Xref: utzoo comp.arch:17467 comp.lang.misc:5261
Path: utzoo!utgpu!news-server.csri.toronto.edu!cs.utexas.edu!swrinde!ucsd!rutgers!deejay!gear!cadlab!staff
From: staff@cadlab.sublink.ORG (Alex Martelli)
Newsgroups: comp.arch,comp.lang.misc
Subject: Re: Compiler Costs
Message-ID: <237@cadlab.sublink.ORG>
Date: 19 Jul 90 13:13:26 GMT
References: <1797@apctrc.UUCP> <1565@uvm-gen.UUCP>
Organization: CAD.LAB, Bologna, Italia
Lines: 27

cavrak@uvm-gen.UUCP (Steve Cavrak,113 Waterman,6561483,) writes:
>...
>An example with VS-FORTRAN on an IBM-3090 with a vector processor.
>a.  plain fortran matrix		1.0
>b.  full optimized fortran		0.3
>c.  IBM's ESSL hand coded library	0.1 or better

d.  NAG's implementation, fully Fortran but "properly" coded with
    block-submatrices algorithm: within 10% of ESSL!

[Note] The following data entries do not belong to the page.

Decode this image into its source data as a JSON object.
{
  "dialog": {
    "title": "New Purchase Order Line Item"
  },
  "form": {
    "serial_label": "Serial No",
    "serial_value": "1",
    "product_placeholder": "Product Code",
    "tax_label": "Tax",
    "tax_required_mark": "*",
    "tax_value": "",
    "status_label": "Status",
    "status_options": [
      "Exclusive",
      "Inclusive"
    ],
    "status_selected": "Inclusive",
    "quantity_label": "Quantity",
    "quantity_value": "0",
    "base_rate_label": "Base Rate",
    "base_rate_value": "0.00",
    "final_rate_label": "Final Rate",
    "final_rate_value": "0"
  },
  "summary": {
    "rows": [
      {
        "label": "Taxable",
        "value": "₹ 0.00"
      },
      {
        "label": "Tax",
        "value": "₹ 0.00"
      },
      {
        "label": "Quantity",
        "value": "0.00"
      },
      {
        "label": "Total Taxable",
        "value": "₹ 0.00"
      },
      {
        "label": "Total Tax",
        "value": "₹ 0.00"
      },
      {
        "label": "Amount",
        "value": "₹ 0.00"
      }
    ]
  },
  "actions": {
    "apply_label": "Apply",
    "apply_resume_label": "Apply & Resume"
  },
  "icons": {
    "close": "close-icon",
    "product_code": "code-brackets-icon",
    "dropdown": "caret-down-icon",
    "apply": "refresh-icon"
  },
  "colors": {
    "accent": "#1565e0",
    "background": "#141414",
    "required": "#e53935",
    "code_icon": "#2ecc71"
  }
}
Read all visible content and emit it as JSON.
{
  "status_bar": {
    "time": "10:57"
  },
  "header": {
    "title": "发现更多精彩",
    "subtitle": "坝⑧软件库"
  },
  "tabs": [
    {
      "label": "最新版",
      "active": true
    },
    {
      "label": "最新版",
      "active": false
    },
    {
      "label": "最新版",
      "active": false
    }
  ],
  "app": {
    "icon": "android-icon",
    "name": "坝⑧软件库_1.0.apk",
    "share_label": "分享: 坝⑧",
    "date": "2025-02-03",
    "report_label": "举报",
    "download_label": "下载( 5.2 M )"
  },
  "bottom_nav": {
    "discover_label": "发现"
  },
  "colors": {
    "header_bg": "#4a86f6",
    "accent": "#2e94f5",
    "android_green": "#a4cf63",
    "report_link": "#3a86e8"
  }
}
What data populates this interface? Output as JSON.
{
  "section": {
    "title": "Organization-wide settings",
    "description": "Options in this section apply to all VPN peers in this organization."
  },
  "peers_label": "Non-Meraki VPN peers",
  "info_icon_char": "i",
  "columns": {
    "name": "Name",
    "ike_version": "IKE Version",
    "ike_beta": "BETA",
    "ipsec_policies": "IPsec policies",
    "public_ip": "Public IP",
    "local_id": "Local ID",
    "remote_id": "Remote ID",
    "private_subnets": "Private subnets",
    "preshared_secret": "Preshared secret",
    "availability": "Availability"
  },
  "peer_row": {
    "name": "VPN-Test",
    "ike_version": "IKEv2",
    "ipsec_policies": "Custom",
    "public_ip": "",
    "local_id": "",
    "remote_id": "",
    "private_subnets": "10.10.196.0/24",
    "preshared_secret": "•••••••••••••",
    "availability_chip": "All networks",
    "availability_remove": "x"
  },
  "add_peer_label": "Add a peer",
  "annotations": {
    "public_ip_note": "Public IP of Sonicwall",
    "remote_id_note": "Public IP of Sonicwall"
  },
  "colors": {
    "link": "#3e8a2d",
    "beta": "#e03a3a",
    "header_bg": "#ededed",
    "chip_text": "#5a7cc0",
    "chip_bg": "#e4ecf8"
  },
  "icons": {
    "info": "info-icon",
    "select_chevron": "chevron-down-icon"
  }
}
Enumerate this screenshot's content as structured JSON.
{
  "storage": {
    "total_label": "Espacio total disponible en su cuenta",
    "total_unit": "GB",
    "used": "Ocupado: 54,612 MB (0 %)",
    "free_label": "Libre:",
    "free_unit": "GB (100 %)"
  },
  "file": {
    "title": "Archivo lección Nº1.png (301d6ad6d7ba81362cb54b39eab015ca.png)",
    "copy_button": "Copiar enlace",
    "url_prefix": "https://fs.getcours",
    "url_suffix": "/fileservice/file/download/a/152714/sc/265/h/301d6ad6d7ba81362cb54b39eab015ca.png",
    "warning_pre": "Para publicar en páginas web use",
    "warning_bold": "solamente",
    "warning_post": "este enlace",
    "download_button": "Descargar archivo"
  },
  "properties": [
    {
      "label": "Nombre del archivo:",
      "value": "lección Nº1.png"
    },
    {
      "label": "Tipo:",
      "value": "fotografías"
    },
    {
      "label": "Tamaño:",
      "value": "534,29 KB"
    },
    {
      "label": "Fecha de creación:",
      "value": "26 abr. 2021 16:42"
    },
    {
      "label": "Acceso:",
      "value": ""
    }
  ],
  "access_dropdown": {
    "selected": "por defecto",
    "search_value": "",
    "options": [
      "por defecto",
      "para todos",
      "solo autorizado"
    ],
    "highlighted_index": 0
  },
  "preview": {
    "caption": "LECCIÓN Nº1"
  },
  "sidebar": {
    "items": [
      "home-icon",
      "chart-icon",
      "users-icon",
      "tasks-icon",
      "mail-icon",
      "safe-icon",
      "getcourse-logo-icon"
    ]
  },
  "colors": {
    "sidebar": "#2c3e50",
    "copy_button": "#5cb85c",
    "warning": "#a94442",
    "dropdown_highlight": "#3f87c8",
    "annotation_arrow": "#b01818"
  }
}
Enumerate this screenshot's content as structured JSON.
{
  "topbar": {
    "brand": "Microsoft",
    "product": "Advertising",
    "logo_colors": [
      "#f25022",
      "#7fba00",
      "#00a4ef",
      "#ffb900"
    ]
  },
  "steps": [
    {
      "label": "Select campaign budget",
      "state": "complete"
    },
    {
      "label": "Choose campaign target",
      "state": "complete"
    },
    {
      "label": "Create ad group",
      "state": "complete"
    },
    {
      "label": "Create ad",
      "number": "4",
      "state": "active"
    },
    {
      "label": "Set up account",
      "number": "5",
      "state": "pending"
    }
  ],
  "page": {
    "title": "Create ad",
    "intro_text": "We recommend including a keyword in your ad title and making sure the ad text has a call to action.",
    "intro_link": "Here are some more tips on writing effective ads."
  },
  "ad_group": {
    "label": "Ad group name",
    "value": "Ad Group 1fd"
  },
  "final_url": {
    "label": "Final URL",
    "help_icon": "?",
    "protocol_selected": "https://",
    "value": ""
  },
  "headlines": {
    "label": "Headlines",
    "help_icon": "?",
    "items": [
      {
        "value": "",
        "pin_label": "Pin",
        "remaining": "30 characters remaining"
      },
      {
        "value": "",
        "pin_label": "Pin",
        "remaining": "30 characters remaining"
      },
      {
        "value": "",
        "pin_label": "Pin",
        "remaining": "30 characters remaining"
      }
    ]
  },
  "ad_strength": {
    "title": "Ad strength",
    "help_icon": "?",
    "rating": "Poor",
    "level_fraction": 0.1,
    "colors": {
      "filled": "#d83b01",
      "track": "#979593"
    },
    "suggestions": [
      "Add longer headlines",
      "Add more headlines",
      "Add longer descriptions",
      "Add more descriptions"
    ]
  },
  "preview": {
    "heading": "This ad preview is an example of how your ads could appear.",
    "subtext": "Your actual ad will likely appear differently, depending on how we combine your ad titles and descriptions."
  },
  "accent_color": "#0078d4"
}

That's for linear-algebra stuff...  back in '88, I was working in the
same office at IBM Italy Scientific Center with the NAG guy that was
visiting there and implementing those routines; whose performance gains
were proving transferable to other machines with complex storage
hierarchies, by the way, via a simple variation in the "good-block-size"
parameter.  On the other hand, I suspect the wondrously fast and precise
library of Fortran intrinsics, coded in assembler with lots of clever
table-lookups and bit-twiddling, would suffer a LOT if it had to be
reimplemented in Fortran itself!  But in most cases, proper algorithms,
and, more specifically, appropriate data-access patterns, are THE key
to good numerical-computing performance - and Fortran remains adequate 
for expressing such algorithms and data-access patterns.
-- 
Alex Martelli - CAD.LAB s.p.a., v. Stalingrado 45, Bologna, Italia
Email: (work:) staff@cadlab.sublink.org, (home:) alex@am.sublink.org
Phone: (work:) ++39 (51) 371099, (home:) ++39 (51) 250434; 
Fax: ++39 (51) 366964 (work only; any time of day or night).